What is equally fascinating about this book is how it discusses spices in food in their presence and in their absence. Who knew they are significant even when they are not around? Reshii shared a personal story when I brought up this fact. “A very dear friend of mine, who owns restaurants- her brother had passed away. I had gone to her house to help out. When she offered us food, she added apologetically-it won’t be great because it won’t have haldi or spices in it as we are in mourning. That was when I had already started to research the book. As a sign of mourning, some communities wear black, some wear white, but not including spices is something else. Just imagine, if you are on a train journey and you see a group of people eating food that lacks the colour of turmeric, you would think to yourself that they are probably in mourning. The fact that you can tell something about their personal life based on the colour of their food- if that is not an indication of how elemental our spices are, I really don’t know what is.”
In talking about flavours, the book highlights that spices vary in terms of anatomy and taste depending on where they are from. For example, the author compares pepper from Kerala and Coorg and how they vary, in their content of piperine. And if you are wondering which is the best source for asafoetida, it is Kandhari followed by Iranian. So are single origin spices something to look forward to? “I already see posts about spices from a particular farm, and they are exorbitantly priced. These products are often described by subtle nuances present in them. Of course, they are not going to be flooding the markets, but maybe the dialogue about spices will start. Slowly it will become a movement.
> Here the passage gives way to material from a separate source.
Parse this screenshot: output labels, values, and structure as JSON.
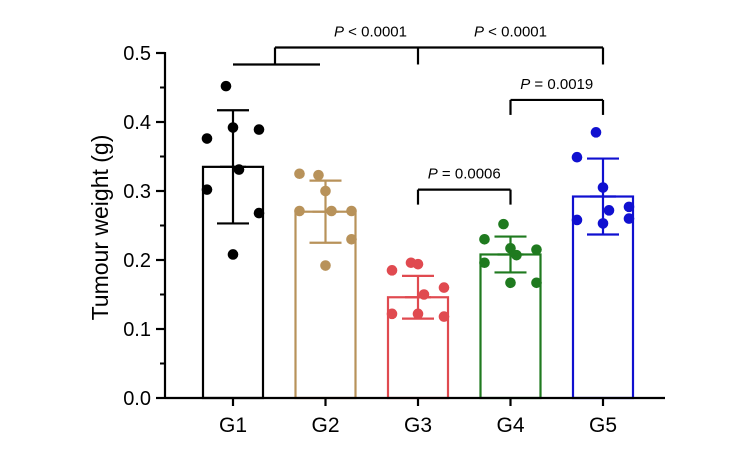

Probably in the next decade or two.”
The book is also peppered (I really could not help that) with useful tips for effective use of spices while cooking. Did you know that when using nutmeg and mace together, the ideal ratio is six times more nutmeg than mace? Reshii also shares recipes at the end of each chapter highlighting the respective spice. But when it comes to rules she says we have all been passed down enough knowledge from the real experts. “There is a lot of ancient wisdom when it comes to spices. We do things a certain way; nobody knows who did it first, and It kind of works the best. I am not going to override generations and generations of grandmothers and home cooks who have been giving us ways to get the flavour that is central to the spice and the meal.”
Spice mixes, she adds, are family heirlooms and often signature to a particular place. “Take sambhar powder as an example. A sambhar from say Thirunelveli will be so different from a sambhar cooked in a household in Kerala. One might say- well it’s just a little more of one thing over the other. The little bit more is what our life and our identity revolves around. People know it, but they don’t really pay attention to it.”
The Flavour of Spice makes you look at your spice rack in a different light. Saffron is precious, even more so because you realize how difficult it is to grow them. You wonder how much piperine is there in your pepper. You wonder if you are getting mace right when you just throw it in there while cooking, and more than anything you wonder how bleak a world without spices would be. I found this one sentence towards the end of the chapter on cloves which summarises spices the best.
“Today, cloves are one of those spices that represent how much of our history has been shaped by these tiny ingredients, and how far they’ve travelled in time and space to land on our plate.”